El laberinto del fauno: Contos de fadas em tempo de guerra

É algo recorrente na fantasia observarmos a construção de mundos secundários que convivem com o nosso mundo - ou com um mundo verosímil e que poderíamos identificar como o nosso -, ocultos pelas sombras, à espera que o ou a protagonista descubra uma forma de nele entrar. Da toca do coelho em que Alice cai no clássico de Lewis Carrol à descoberta da Narnia de C. S. Lewis, dos universos paralelos de Philip Pullman ao mundo de magia que J. K. Rowling descreveu numa fronteira da nossa realidade que apenas alguns podem ver; muitos poderiam ser os exemplos deste tipo de universos ficcionais. Guillermo Del Toro optou por uma abordagem similar na construção do mundo ficcional de El laberinto del fauno, filme de 2006 que contrapõe a dura realidade do pós-Guerra Civil espanhola a um mundo, ou a um submundo, de fadas que existe no limiar da percepção e da imaginação: um mundo sombrio, tão maravilhoso como perigoso, onde habitam fadas de aspecto rústico, faunos telúricos, plantas mágicas e monstros inomináveis. É nessa mistura de fronteiras incertas entre o real e o fantástico que Del Toro, na qualidade de realizador e argumentista, coloca um conto de fadas tão escapista como tenebroso em marcha.

E o filme abre justamente com esse conto de fadas: com a história de Moanna, princesa do submundo, curiosa sobre o mundo onde vivem os humanos. A curiosidade leva-a a subir à superfície - mas a luz do Sol cega-a e apaga a sua memória, obrigado-a a uma vida mortal entre os homens. O seu pai, rei do submundo, acredita porém que o seu espírito encontrará o caminho de regresso para o seu mundo; e é com esta ideia que a narrativa passa da animação do mundo de fadas para uma Espanha rural em 1944. Numa coluna de carros protegida por militares segue Ofélia (Ivana Baquero num desempenho de antologia) e a sua mãe, Carmen (Ariadna Gil), grávida do seu novo marido, o Capitão Vidal (Sergi López), que as aguarda na guarnição falangista montada junto a um velho moinho para erradicar a guerrilha rebelde que continua a desafiar a autoridade de Franco.


Fascinada por contos de fadas, Ofélia encontra na estrada um estranho insecto que imagina ser uma fada - e que a segue, para diante dos seus olhos se transformar de facto numa fada, e para a conduzir pelo labirinto antigo que se encontra nas imediações do moinho.
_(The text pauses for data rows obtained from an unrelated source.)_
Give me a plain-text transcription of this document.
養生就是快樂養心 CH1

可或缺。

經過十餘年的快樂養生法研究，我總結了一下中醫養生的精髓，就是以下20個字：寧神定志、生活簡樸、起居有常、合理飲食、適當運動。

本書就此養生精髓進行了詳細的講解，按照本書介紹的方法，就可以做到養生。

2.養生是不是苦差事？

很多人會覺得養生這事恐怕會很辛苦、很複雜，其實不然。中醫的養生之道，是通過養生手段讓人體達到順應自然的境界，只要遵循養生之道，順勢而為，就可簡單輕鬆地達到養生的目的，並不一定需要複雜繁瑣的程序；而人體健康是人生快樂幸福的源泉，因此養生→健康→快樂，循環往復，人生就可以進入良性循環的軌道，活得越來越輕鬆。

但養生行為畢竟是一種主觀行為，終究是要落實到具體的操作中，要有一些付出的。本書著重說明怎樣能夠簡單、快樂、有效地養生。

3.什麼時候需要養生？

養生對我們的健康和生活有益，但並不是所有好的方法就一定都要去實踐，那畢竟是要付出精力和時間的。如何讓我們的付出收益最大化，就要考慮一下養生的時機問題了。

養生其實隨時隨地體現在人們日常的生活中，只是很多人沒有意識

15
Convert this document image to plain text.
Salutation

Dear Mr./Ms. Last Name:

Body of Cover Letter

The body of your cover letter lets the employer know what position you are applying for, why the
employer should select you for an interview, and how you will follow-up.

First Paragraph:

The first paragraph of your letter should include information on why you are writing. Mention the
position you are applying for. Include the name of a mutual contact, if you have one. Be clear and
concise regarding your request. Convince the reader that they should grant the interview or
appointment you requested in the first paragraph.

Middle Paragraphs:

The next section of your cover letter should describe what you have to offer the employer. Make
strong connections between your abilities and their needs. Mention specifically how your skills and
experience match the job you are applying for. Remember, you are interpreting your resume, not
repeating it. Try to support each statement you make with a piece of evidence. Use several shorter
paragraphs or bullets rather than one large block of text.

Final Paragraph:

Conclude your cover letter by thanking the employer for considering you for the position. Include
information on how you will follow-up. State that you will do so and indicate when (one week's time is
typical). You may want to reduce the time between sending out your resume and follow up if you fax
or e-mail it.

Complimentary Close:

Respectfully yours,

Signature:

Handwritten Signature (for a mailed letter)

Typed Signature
Ao centro, numa espécie de poço iniciático com um estranho altar, a jovem rapariga encontra um fauno (Doug Jones), uma criatura fantástica que lhe diz ser ali o último portal para o submundo - e ser ela, Ofélia, a Princesa Moanna daquela história. Mas para regressar ao seu reino perdido, terá de passar três perigosas provas.


É a partir daqui que a fronteira entre ambos os mundos se começa a esbater para Ofélia, que descobre todo um mundo encantado e tenebroso logo ali em seu redor, visível apenas aos seus olhos - com sapos gigantes e um mostro de pesadelo a existir paredes meias com a debilidade física da sua mãe, consumida por uma gravidez de risco, e com a crueldade do seu padrasto, o Capitão Vidal, impiedoso na sua perseguição aos rebeldes e a todos aqueles que os possam de alguma forma ajudar, por acção ou omissão.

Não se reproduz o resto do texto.